Set Up Ping Identity Single Sign On (SSO)

This articles provides steps for configuring Ping Identity SSO in Cloud Control Center.

Quick Links
Step 1 - Add Cloud Control Center as an Application in Ping

Step 2 - Configure Supported User Roles in Ping

Step 3 - Configure Ping Identity SSO in Cloud Control Center

Step 1 - Add Cloud Control Center as an Application in Ping

 

First, login to your Ping Identity console. Go to Connections -> Applications and click the add application icon. ( + ) Give your application a name such as "Elisity CCC" and optionally add a description. Select OIDC Web App as your Application Type and click save

 

 

After saving, go back to the Applications Panel and Click on your newly added Elisity CCC application, and select the configuration panel. We need to copy and save three credentials that we will use later. Locate and copy the following into your notepad:

URL: Issuer and General: Client ID and Client Secret

 

 

Next, scroll back up to the top of the configuration panel and click the edit icon.

 

 

Make sure that your application configuration matches below.

Response Type

  • Code: Selected - Token: Selected - ID Token: Selected 

Grant Type 

  • Authorization Token: Selected - Implicit: Selected - Refresh Token: Selected 

Redirect URIs

  • https://tenantname.elisity.io/api/v1/iam/login/oauth2/code/CR_ClientID
  • !!! REPLACE tenantname.elisity.io with your Cloud Control Center URL or IP
  • !!! REPLACE ClientID with the Client ID of the app that we copied in an earlier step

Token Endpoint Authentication Method 

  • Select: Client Secret Basic

Initiate Login URI

(Only required if you wish to initiate login from the PingIdentity Application Portal) 

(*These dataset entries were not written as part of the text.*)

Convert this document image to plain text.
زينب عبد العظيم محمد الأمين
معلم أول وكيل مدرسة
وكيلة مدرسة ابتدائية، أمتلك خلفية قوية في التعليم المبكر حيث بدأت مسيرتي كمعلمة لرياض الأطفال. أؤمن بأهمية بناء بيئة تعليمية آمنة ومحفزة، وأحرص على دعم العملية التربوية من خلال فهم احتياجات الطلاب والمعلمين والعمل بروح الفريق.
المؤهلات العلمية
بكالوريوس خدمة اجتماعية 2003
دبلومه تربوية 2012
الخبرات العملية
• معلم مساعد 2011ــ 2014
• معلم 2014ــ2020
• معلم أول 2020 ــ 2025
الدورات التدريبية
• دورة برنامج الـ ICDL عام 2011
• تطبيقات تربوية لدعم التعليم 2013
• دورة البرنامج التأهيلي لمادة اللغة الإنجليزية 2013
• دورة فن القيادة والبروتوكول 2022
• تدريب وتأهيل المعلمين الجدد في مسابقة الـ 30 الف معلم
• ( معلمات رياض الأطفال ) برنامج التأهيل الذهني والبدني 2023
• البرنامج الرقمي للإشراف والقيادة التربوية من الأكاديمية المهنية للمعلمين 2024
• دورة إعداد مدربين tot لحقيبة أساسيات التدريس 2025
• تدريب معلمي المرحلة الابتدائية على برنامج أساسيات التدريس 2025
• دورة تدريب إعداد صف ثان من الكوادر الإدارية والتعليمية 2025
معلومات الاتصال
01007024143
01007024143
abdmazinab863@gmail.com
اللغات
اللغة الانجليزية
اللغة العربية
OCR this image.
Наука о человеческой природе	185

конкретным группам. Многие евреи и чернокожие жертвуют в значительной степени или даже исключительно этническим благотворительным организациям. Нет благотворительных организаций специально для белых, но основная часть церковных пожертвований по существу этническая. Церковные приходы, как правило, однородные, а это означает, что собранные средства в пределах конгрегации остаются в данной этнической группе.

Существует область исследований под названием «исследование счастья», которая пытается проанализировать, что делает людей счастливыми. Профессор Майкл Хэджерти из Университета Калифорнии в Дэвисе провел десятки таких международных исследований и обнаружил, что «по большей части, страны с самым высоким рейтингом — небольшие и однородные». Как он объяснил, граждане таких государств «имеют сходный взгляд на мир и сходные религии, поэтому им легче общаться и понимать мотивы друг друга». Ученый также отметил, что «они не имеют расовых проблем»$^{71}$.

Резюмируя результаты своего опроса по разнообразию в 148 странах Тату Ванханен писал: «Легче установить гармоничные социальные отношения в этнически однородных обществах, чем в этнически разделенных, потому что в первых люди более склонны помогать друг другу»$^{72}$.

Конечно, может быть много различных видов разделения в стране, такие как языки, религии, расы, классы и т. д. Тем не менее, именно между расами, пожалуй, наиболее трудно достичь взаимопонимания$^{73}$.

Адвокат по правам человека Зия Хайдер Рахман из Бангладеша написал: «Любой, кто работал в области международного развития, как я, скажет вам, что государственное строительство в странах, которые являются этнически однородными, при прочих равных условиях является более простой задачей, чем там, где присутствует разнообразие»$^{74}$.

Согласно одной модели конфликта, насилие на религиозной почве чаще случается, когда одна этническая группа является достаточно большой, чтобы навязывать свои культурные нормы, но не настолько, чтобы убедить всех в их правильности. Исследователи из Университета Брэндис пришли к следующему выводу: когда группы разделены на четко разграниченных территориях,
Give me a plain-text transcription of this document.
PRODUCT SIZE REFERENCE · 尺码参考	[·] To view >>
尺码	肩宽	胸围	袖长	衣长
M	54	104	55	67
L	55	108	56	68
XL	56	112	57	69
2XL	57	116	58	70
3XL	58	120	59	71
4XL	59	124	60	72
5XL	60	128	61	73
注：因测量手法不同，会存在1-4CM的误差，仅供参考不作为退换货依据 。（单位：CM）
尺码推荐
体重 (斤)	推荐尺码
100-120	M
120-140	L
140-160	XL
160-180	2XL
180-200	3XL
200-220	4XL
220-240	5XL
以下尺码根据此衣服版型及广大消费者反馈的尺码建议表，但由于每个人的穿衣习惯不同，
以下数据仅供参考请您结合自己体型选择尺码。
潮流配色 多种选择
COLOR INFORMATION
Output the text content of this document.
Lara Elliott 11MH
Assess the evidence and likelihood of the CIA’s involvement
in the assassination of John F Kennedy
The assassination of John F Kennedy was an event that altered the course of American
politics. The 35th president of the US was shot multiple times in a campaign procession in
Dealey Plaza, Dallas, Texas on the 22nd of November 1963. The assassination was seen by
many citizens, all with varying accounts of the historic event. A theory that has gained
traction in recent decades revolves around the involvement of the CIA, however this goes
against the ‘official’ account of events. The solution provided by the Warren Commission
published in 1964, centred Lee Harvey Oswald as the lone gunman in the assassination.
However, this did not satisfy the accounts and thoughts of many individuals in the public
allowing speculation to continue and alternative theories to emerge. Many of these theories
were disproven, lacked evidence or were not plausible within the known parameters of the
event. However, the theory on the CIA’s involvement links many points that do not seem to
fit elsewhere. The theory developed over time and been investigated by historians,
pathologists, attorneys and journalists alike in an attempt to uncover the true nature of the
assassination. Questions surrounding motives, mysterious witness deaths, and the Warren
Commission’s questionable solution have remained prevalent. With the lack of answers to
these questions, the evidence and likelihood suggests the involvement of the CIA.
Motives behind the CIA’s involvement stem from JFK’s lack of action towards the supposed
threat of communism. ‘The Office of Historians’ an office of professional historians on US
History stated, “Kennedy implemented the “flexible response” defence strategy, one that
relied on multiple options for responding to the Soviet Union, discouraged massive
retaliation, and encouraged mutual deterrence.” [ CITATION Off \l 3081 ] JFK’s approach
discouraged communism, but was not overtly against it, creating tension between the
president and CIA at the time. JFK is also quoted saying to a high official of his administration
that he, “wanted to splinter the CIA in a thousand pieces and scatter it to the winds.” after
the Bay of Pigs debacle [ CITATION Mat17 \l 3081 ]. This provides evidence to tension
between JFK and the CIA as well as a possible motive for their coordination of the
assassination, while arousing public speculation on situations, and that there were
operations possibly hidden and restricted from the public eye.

  • https://teneantname.elisity.io/api/v1/iam/usermanagement/extidp/login
  • !!! REPLACE tenantname.elisity.io with your Cloud Control Center URL or IP.

 

 

Step 2 - Configure Supported User Roles in Ping

 

Next we will navigate to Identities -> Attributes on the left side menu.

 

Select DECLARED attribute type and click Next.

 

Fill out the following fields, and click Save and Close. Make sure the attribute name matches elisity-role as this is the attribute matched in Cloud Control Center. 

 

To define user roles that are matched in Cloud Control Center, navigate to Identities -> Users and select your user.

 

Edit the user's profile page, scroll down to the Elisity Role attribute, and enter the desired role for the selected user. We support two roles for customers - TenantAdmin and TenantUser. These attributes are matched by Cloud Control Center to grant login privileges.

 

TenantAdmin – This is role has full read/write access

TenantUser – This is a read only role that is only able to view data

Note: Be sure the attribute name matches the case above

 

Step 3 - Configure Ping Identity SSO in Cloud Control Center

 

Login to Cloud Control Center as an Administrator, and navigate to Administration -> Settings -> Security -> SSO Configuration. Select Ping, and enter the Client ID, Client Secret, and the Issuer ID that we saved in previous steps.

 

You should now be able to login to Cloud Control Center using SSO with Ping for users who have the appropriate attributes applied. Simply click "Login with SSO" and input user your credentials from Ping.